Alagoas teve uma queda expressiva no número de mortes no trânsito em 2025. Segundo relatório divulgado pelo Departamento Estadual de Trânsito de Alagoas (Detran/AL), o estado registrou 682 óbitos em 3.037 sinistros ao longo do ano — contra 805 mortes em 3.517 ocorrências em 2024. A redução é de 15,3% nas mortes e de 13,7% no total de acidentes.
Apesar do avanço, o perfil das vítimas segue preocupante. Os motociclistas respondem por 59% de todos os óbitos registrados em 2025 no estado. O dado reflete uma tendência nacional: a participação das motos nas mortes por acidentes de trânsito passou de 3% no fim dos anos 1990 para quase 40% em 2023, segundo o Instituto de Pesquisa Econômica Aplicada (Ipea). Em sete estados brasileiros, as mortes por acidentes com motos correspondem a mais da metade das ocorrências fatais no trânsito. Pesquisadores apontam que o aumento no número de mortes está ligado à maior presença de motocicletas nas ruas, especialmente nas regiões mais pobres, já que é um veículo mais acessível e de custo operacional baixo.
As vias com maior concentração de sinistros em Alagoas, segundo o levantamento, foram as rodovias BR-101, BR-316 e AL-220, na região de Arapiraca. Na capital, Maceió, os trechos mais críticos ficaram nas avenidas Fernandes Lima, Menino Marcelo e Durval de Góes Monteiro.
O chefe de Segurança de Trânsito do Detran/AL, Renan Silva, elencou as principais causas dos acidentes: ingestão de álcool, tráfego na contramão, sonolência ao volante e velocidade incompatível com a via. Para ele, o problema vai além da fiscalização. "A segurança viária é uma questão de saúde pública e de justiça social", afirmou, defendendo que o trânsito precisa deixar de ser um espaço de risco tolerado para se tornar um ambiente de convivência cidadã.
O diretor-presidente do Detran/AL, Marco Fireman, destacou que o relatório é uma ferramenta central para a tomada de decisões pelos órgãos de trânsito. Segundo ele, o estado tem investido em educação para o trânsito desde a idade escolar, além de reforçar a fiscalização e a infraestrutura viária. "Nenhuma morte no trânsito é aceitável", declarou o gestor.

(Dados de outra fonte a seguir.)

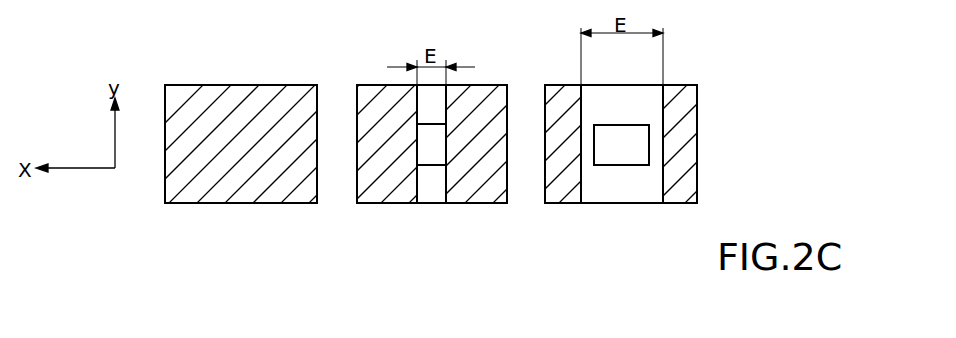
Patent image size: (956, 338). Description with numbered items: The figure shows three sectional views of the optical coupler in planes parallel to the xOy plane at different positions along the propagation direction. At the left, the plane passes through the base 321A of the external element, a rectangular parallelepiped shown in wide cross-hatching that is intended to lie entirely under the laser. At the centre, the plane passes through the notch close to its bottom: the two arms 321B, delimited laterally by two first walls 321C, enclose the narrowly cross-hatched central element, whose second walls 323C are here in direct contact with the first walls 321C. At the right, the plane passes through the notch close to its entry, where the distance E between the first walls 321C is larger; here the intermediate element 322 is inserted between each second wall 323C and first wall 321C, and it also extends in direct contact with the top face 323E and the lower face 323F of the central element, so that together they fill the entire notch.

The base 321A is at (223, 192).
The arms 321B is at (375, 92).
The first walls 321C is at (450, 181).
The intermediate element 322 is at (583, 133).
The second walls 323C is at (446, 150).
The top face 323E is at (627, 119).
The lower face 323F is at (620, 165).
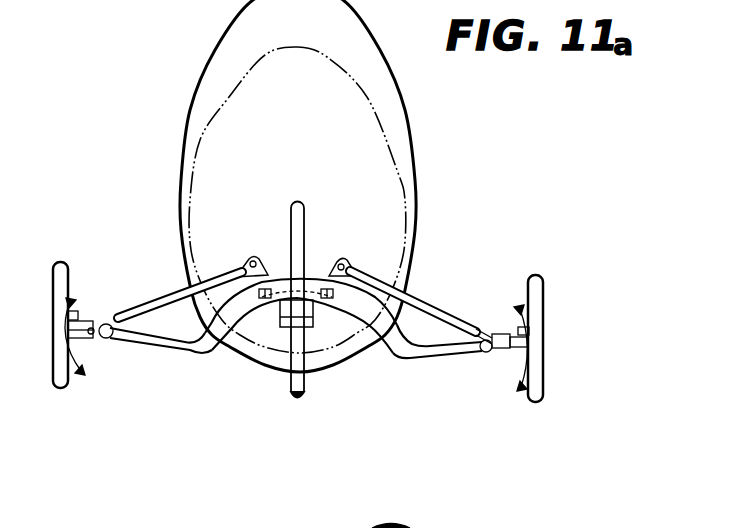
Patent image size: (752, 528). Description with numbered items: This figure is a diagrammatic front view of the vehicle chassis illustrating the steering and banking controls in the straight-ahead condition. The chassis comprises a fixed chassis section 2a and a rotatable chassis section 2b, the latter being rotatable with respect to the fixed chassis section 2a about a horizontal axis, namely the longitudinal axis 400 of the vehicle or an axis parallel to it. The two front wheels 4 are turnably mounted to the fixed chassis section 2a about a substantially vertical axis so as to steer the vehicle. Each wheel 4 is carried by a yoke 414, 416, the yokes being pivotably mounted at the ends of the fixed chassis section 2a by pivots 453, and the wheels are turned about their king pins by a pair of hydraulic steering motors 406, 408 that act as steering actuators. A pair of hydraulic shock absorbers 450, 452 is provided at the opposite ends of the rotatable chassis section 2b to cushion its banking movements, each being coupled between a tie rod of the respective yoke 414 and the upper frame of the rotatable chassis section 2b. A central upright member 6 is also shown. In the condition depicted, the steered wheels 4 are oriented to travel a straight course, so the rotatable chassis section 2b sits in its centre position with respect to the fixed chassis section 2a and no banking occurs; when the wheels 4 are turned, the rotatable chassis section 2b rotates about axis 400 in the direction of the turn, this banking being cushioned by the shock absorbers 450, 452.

The front wheels 4 is at (54, 377).
The steering rod 6 is at (304, 230).
The fixed chassis section 2a is at (188, 351).
The rotatable chassis section 2b is at (215, 303).
The longitudinal axis 400 is at (290, 385).
The hydraulic motor 406 is at (503, 350).
The hydraulic motor 408 is at (88, 339).
The yoke 414 is at (506, 328).
The yoke 416 is at (86, 318).
The shock absorber 450 is at (446, 312).
The shock absorber 452 is at (150, 305).
The pivots 453 is at (108, 340).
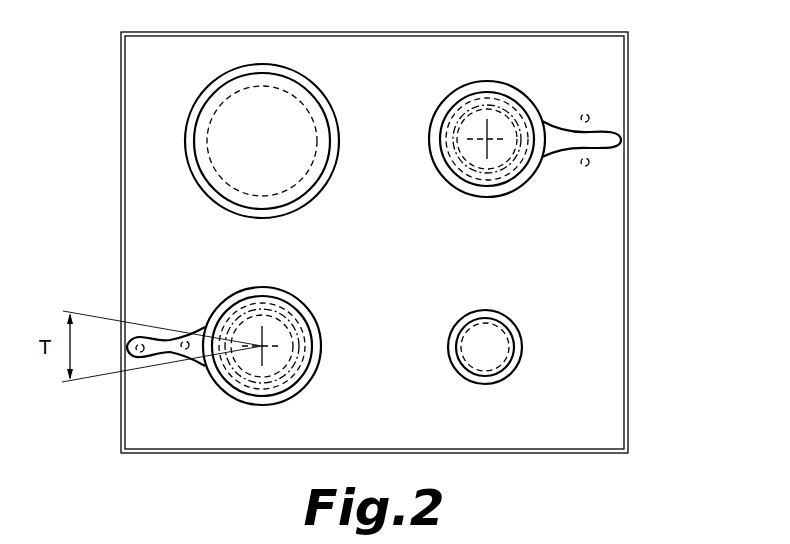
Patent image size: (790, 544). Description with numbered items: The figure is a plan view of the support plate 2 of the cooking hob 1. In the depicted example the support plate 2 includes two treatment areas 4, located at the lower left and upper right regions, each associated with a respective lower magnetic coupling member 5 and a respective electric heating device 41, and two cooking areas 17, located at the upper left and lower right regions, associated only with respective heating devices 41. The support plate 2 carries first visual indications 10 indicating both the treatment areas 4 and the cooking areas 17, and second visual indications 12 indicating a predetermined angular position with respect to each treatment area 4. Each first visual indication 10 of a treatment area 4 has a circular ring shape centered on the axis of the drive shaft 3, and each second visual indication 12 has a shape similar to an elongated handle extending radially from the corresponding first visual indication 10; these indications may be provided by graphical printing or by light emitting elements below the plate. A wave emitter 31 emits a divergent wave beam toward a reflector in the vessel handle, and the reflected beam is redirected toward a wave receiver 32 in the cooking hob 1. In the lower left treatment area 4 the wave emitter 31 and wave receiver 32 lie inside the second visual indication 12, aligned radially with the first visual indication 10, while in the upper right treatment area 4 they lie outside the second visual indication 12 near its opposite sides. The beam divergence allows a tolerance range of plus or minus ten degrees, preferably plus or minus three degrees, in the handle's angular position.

The cooking hob 1 is at (92, 152).
The support plate 2 is at (597, 387).
The drive shaft 3 is at (485, 137).
The treatment area 4 is at (423, 110).
The lower magnetic coupling member 5 is at (470, 180).
The first visual indication 10 is at (198, 97).
The second visual indication 12 is at (555, 152).
The cooking area 17 is at (338, 194).
The wave emitter 31 is at (590, 117).
The wave receiver 32 is at (590, 165).
The electric heating device 41 is at (318, 141).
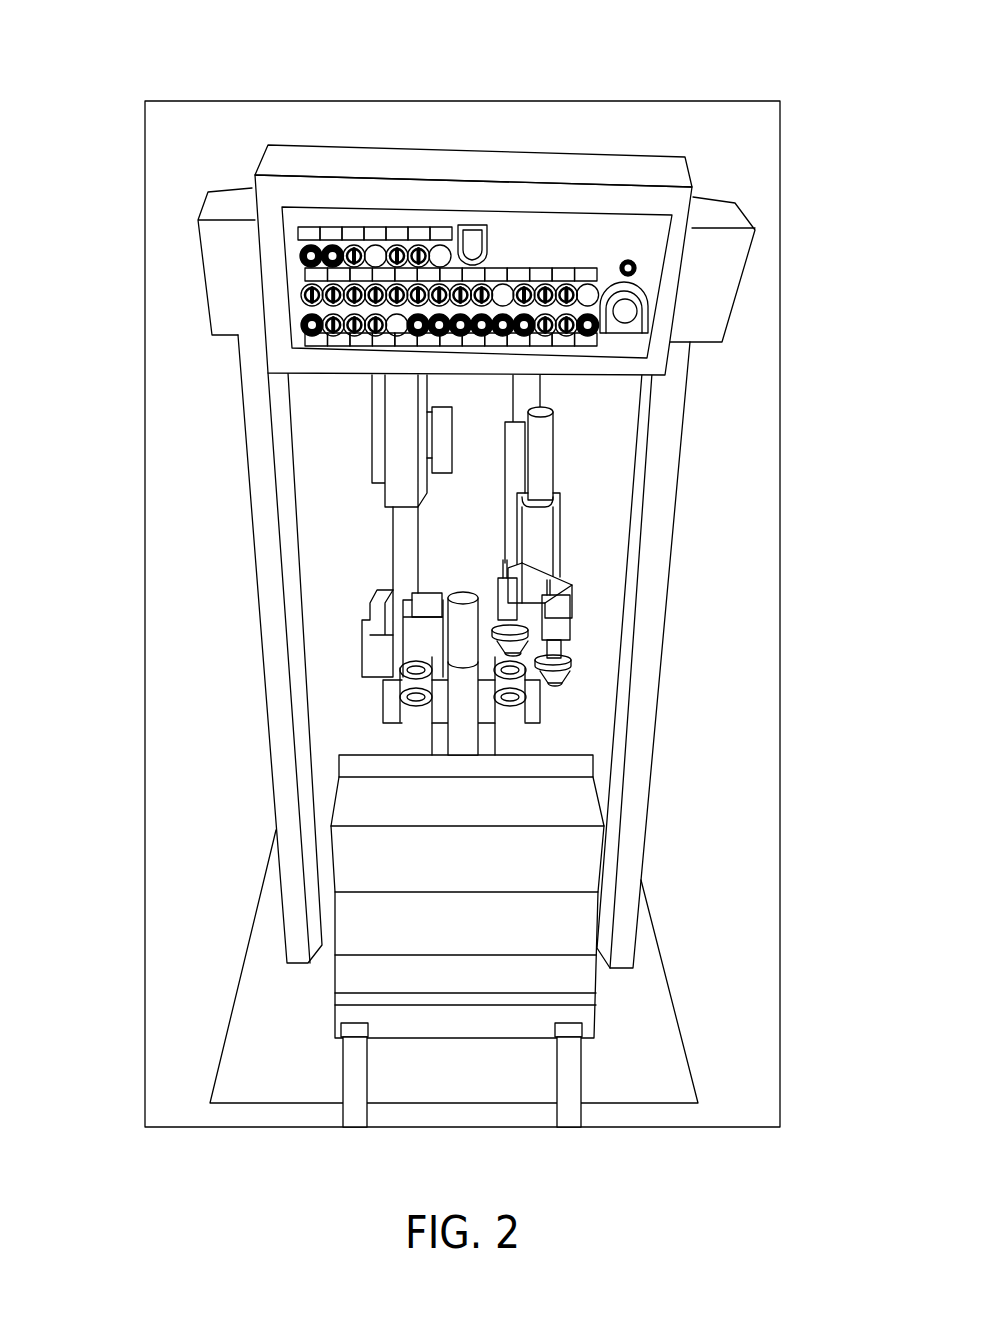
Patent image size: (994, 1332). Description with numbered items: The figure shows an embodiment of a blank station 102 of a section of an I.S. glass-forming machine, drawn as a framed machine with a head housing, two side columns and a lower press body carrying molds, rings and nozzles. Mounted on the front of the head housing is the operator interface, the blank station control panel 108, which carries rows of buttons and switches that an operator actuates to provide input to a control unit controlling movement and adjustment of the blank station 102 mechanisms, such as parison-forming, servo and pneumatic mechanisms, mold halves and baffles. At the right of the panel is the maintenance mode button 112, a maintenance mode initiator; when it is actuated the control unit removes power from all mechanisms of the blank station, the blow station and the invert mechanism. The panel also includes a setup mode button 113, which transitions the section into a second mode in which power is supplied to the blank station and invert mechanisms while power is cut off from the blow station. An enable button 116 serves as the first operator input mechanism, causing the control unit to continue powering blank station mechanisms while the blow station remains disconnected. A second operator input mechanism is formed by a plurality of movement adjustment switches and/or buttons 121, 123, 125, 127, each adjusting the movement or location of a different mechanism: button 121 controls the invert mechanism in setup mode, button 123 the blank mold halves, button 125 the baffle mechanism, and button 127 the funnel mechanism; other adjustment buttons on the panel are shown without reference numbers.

The blank station 102 is at (228, 193).
The blank station control panel 108 is at (578, 232).
The maintenance mode button 112 is at (630, 312).
The setup mode button 113 is at (353, 258).
The movement adjustment switch and/or button 121 is at (400, 262).
The movement adjustment switch and/or button 123 is at (300, 293).
The movement adjustment switch and/or button 125 is at (302, 307).
The enable button 116 is at (305, 327).
The movement adjustment switch and/or button 127 is at (391, 316).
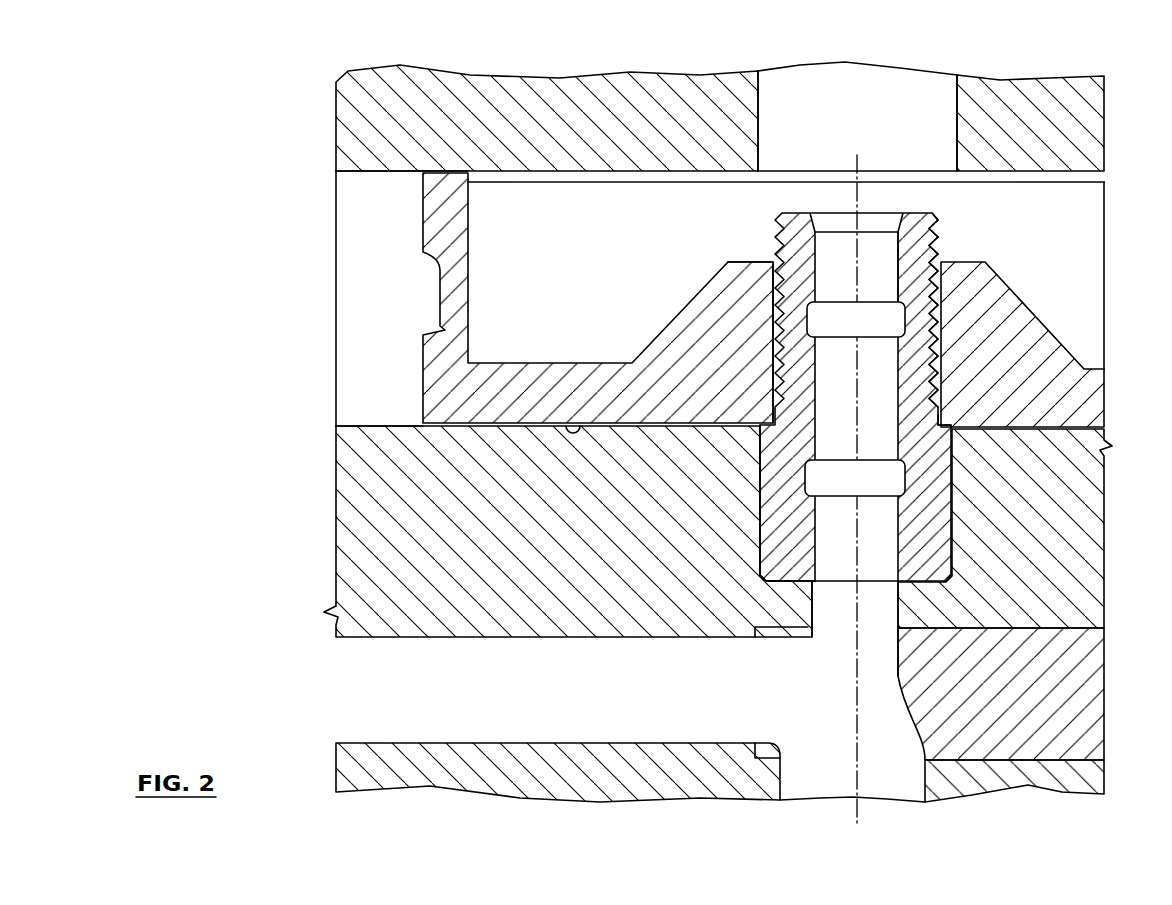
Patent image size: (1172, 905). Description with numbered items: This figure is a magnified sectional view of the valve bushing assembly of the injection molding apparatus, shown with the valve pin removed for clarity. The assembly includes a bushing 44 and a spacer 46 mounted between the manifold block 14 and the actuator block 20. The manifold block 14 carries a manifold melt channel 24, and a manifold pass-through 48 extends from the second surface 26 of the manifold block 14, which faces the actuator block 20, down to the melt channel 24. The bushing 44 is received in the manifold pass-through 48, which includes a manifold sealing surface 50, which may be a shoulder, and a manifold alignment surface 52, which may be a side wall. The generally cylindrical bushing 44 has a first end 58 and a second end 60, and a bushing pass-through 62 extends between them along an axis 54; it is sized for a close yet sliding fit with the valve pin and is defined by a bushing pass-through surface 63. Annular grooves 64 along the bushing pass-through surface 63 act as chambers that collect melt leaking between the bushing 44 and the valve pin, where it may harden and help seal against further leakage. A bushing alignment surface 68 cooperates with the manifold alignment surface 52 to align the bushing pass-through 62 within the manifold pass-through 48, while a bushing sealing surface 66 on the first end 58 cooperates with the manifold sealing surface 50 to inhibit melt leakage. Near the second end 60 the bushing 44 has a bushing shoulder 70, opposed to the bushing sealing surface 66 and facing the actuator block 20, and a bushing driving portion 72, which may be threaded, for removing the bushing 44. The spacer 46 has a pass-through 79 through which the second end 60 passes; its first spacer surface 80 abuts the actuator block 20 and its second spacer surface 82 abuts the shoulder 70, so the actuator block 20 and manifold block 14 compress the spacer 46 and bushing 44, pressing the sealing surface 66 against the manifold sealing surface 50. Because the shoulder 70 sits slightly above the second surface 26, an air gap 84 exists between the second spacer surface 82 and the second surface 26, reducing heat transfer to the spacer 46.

The actuator block 20 is at (336, 118).
The axis 54 is at (857, 168).
The first spacer surface 80 is at (447, 170).
The second surface 26 is at (337, 420).
The spacer 46 is at (447, 330).
The bushing alignment surface 68 is at (771, 423).
The second spacer surface 82 is at (562, 420).
The air gap 84 is at (420, 424).
The manifold block 14 is at (345, 456).
The bushing 44 is at (773, 580).
The manifold melt channel 24 is at (468, 708).
The second end 60 is at (785, 212).
The bushing pass-through surface 63 is at (897, 253).
The annular grooves 64 is at (815, 322).
The bushing shoulder 70 is at (760, 470).
The bushing pass-through 62 is at (885, 283).
The bushing driving portion 72 is at (940, 247).
The spacer pass-through 79 is at (917, 441).
The manifold pass-through 48 is at (938, 407).
The manifold alignment surface 52 is at (957, 470).
The manifold sealing surface 50 is at (945, 568).
The first end 58 is at (807, 575).
The bushing sealing surface 66 is at (815, 605).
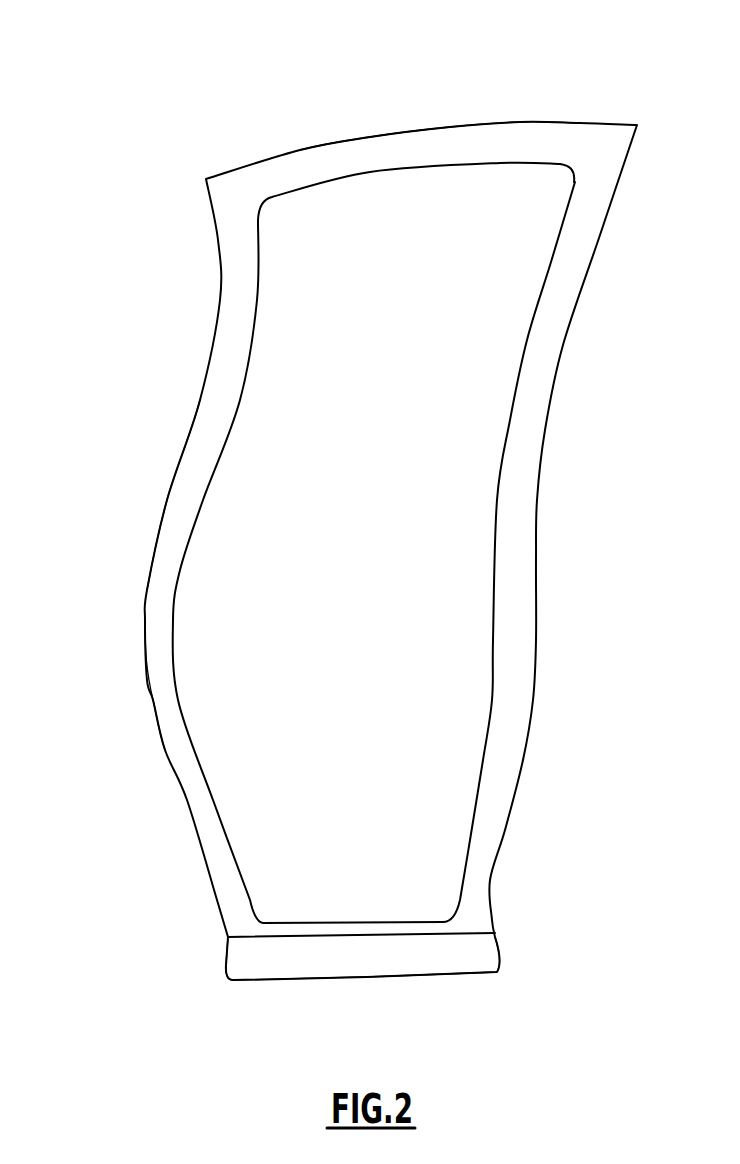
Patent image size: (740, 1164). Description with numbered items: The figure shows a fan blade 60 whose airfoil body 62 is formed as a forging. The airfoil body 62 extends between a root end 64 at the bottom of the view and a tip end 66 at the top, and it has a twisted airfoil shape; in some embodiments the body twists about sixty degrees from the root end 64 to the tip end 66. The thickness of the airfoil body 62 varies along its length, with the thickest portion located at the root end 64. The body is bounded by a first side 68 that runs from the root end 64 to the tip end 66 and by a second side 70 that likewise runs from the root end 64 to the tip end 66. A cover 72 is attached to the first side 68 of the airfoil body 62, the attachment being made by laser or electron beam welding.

Entre janeiro e agosto de 2025, a Operação Lei Seca realizou 338 ações, com mais de 37 mil testes do bafômetro aplicados e 852 casos de alcoolemia identificados. O órgão também investiu em novos equipamentos para a operação, como motocicletas, etilômetros e drones.
Os dados do relatório foram obtidos junto a diferentes órgãos, como o Corpo de Bombeiros, o Samu, a Polícia Rodoviária Federal (PRF), a Polícia Civil e a Rede Hospitalar de Alagoas, entre outros. O cruzamento de fontes distintas dá ao documento uma base ampla para orientar políticas públicas de segurança viária no estado.
O cenário alagoano vai na contramão do quadro nacional. A taxa de mortes causadas por acidentes de trânsito no Brasil voltou a crescer, alcançando 16,2 óbitos a cada grupo de 100 mil habitantes em 2023, alta de 2,5% ante 2022. O país tem a meta de reduzir pela metade as mortes no trânsito até 2030, compromisso assumido no Plano Nacional de Redução de Mortes e Lesões no Trânsito (Pnatrans).